2. Buah dari Kesabaran dan Istiqamah
Pemandangan dalam ayat kedua tidak terjadi dalam semalam. Itu adalah hasil dari 23 tahun perjuangan yang konsisten. Ada fase penolakan, fase penderitaan, fase hijrah, dan fase pembangunan. Setiap fase dijalani dengan kesabaran dan keteguhan (istiqamah). Ayat ini mengajarkan kita bahwa dalam setiap usaha, baik duniawi maupun ukhrawi, proses yang panjang dan penuh kesabaran pada akhirnya akan membuahkan hasil yang manis dengan izin Allah. Jangan pernah putus asa di tengah jalan, karena kita tidak pernah tahu kapan "pertolongan Allah" akan datang.
3. Kekuatan Dakwah Melalui Akhlak Mulia
Seperti yang disoroti oleh Quraish Shihab, faktor terbesar yang mendorong gelombang konversi massal ini adalah akhlak Nabi Muhammad SAW saat Fathu Makkah. Sifat pemaaf, rendah hati, dan tidak pendendam yang beliau tunjukkan meruntuhkan kebencian dan membuka pintu hati. Ini adalah pelajaran krusial bagi setiap Muslim, terutama para pendakwah. Keteladanan moral dan karakter yang baik sering kali jauh lebih persuasif daripada ribuan kata. Islam menyebar bukan dengan ujung pedang, tetapi dengan keindahan ajaran dan keluhuran budi pekerti pembawanya.
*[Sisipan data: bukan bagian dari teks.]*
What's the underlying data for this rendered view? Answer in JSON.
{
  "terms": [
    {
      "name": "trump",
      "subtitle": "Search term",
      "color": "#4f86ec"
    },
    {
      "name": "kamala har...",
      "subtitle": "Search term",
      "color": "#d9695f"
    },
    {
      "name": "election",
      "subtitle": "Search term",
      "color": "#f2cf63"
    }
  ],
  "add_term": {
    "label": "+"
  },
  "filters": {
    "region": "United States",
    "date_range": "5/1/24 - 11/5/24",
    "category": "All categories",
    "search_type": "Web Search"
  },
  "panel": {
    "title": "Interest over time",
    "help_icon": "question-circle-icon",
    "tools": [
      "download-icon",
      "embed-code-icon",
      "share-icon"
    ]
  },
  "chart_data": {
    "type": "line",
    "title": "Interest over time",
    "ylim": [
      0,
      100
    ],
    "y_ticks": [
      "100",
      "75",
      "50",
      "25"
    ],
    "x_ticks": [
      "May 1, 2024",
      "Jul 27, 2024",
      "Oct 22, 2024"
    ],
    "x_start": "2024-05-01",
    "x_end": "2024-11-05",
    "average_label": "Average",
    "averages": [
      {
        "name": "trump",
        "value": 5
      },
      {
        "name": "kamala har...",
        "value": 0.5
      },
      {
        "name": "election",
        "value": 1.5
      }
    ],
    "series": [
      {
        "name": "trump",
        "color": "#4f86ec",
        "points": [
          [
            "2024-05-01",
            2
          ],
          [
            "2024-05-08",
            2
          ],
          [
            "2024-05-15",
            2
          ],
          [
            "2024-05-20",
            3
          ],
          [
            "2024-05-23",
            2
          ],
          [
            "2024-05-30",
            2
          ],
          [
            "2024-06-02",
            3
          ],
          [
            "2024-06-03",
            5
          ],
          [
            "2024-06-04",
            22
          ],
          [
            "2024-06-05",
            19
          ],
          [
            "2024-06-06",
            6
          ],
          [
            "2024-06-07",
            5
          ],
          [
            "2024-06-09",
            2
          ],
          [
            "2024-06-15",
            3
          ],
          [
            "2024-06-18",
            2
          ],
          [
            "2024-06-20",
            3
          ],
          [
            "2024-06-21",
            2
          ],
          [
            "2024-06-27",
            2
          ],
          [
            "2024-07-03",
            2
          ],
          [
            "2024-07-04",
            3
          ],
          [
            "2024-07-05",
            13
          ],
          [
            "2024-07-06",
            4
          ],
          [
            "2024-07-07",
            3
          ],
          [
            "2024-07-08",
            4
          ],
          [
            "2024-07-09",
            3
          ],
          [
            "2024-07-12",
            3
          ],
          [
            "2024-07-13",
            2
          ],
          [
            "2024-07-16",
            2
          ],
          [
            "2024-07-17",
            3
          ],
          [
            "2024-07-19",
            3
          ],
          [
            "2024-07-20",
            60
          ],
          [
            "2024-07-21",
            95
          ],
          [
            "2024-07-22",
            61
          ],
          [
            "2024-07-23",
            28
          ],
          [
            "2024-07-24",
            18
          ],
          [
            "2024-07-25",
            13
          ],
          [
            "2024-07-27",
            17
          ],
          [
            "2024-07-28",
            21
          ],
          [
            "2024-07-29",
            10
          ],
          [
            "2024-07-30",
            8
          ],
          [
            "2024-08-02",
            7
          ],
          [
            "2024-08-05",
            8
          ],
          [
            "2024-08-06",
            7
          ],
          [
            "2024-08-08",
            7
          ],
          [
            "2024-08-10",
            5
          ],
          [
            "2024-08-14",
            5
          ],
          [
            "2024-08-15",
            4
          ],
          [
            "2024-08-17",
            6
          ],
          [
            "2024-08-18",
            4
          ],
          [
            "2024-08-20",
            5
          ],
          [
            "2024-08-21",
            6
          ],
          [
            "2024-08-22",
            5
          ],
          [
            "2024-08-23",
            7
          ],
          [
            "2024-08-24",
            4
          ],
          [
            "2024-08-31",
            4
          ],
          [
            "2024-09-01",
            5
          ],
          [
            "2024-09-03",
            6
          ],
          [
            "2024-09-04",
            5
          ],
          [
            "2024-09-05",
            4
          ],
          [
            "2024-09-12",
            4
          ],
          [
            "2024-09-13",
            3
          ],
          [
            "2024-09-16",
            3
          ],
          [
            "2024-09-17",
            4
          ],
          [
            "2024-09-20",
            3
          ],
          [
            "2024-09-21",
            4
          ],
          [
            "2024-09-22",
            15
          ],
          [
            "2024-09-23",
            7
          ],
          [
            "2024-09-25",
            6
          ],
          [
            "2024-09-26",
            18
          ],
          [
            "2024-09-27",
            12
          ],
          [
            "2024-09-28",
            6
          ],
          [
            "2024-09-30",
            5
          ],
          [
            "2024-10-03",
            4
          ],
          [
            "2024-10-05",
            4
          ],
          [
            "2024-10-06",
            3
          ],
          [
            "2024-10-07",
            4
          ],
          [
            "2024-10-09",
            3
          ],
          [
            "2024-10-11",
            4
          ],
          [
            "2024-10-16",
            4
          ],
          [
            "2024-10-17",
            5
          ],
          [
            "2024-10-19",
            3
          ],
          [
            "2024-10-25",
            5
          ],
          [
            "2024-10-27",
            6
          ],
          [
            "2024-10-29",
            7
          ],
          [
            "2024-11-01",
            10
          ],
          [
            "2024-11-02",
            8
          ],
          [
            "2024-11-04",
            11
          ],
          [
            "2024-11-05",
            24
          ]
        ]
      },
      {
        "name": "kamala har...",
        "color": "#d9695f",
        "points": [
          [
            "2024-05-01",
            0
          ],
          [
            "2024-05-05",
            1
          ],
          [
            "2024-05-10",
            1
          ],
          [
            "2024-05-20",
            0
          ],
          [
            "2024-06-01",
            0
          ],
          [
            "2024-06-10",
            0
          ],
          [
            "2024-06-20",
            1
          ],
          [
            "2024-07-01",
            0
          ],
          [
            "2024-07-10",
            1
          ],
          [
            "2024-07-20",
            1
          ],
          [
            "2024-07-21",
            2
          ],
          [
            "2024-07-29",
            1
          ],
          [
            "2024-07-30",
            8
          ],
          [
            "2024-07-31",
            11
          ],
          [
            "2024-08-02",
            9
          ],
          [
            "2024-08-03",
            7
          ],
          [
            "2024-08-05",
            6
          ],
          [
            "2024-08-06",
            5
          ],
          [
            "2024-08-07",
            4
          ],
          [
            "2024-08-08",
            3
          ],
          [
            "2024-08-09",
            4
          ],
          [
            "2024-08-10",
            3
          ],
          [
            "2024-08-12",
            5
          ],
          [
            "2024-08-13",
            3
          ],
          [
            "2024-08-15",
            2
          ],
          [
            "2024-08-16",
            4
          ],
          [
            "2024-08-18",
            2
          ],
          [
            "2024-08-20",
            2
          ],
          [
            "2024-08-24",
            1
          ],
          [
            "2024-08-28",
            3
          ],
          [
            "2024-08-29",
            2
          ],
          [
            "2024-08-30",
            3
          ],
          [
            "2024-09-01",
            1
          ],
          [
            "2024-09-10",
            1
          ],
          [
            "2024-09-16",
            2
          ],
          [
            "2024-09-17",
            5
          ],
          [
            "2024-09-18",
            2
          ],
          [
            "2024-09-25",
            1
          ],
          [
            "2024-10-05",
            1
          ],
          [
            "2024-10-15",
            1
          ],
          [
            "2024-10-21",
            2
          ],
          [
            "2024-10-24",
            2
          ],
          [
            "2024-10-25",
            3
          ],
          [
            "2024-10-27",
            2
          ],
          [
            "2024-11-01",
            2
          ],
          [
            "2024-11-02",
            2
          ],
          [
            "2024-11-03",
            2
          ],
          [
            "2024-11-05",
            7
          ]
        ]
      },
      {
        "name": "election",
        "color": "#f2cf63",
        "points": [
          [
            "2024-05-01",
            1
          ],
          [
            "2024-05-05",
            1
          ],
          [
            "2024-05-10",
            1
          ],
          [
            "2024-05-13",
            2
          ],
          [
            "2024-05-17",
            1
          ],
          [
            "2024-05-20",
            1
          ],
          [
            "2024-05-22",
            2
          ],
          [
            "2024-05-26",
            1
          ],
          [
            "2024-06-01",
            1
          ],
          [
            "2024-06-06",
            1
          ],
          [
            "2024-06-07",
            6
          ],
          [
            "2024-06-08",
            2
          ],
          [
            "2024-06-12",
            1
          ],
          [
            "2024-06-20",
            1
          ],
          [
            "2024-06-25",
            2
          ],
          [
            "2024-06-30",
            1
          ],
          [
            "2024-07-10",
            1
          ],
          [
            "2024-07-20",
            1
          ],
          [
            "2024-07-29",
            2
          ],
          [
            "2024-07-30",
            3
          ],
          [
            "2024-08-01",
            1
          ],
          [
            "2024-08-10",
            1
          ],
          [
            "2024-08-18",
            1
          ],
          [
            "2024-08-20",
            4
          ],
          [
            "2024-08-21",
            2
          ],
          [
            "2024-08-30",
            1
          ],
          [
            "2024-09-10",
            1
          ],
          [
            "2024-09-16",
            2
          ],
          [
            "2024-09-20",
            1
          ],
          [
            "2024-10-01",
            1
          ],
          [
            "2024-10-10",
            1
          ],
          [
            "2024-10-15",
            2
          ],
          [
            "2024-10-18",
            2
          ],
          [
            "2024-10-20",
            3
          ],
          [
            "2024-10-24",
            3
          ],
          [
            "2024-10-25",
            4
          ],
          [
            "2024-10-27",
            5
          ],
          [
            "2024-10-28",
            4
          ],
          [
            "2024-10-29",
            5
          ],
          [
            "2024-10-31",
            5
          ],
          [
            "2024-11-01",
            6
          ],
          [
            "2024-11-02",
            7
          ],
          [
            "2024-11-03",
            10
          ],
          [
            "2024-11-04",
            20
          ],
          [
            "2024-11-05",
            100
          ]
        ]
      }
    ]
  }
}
4. Tanda Selesainya Sebuah Misi
Bagi Nabi Muhammad SAW, ayat ini adalah penanda bahwa misi utamanya untuk menyampaikan risalah telah tuntas. Pesan telah sampai, bukti kebenaran telah terwujud, dan fondasi umat telah kokoh. Ibnu Abbas, sepupu Nabi yang dijuluki "penerjemah Al-Qur'an", memahami surah ini sebagai isyarat dekatnya ajal Rasulullah SAW. Logikanya sederhana: jika tujuan utama sudah tercapai, maka tugas di dunia telah selesai. Ini mengajarkan kita untuk selalu merefleksikan tujuan hidup kita. Ketika kita mencapai sebuah puncak, itu adalah waktu untuk introspeksi, bersyukur, dan mempersiapkan diri untuk kembali kepada-Nya.
Hubungan Ayat 2 dengan Ayat Lain dalam Surah
Keagungan Al-Qur'an terletak pada keterkaitan makna antar ayatnya. Ayat kedua Surah An-Nasr tidak dapat dipahami secara utuh tanpa melihat hubungannya dengan ayat sebelum dan sesudahnya.
- Hubungan dengan Ayat 1 (Sebab-Akibat): Ayat 1 (pertolongan dan kemenangan) adalah sebab. Ayat 2 (manusia masuk Islam berbondong-bondong) adalah akibat. Ini adalah sebuah sunnatullah (hukum Allah) bahwa ketika kebenaran ditolong oleh Allah dan meraih kemenangan yang nyata, ia akan menjadi daya tarik yang kuat bagi hati manusia yang fitrahnya cenderung pada kebaikan. Kemenangan membuka jalan bagi hidayah untuk menyebar luas.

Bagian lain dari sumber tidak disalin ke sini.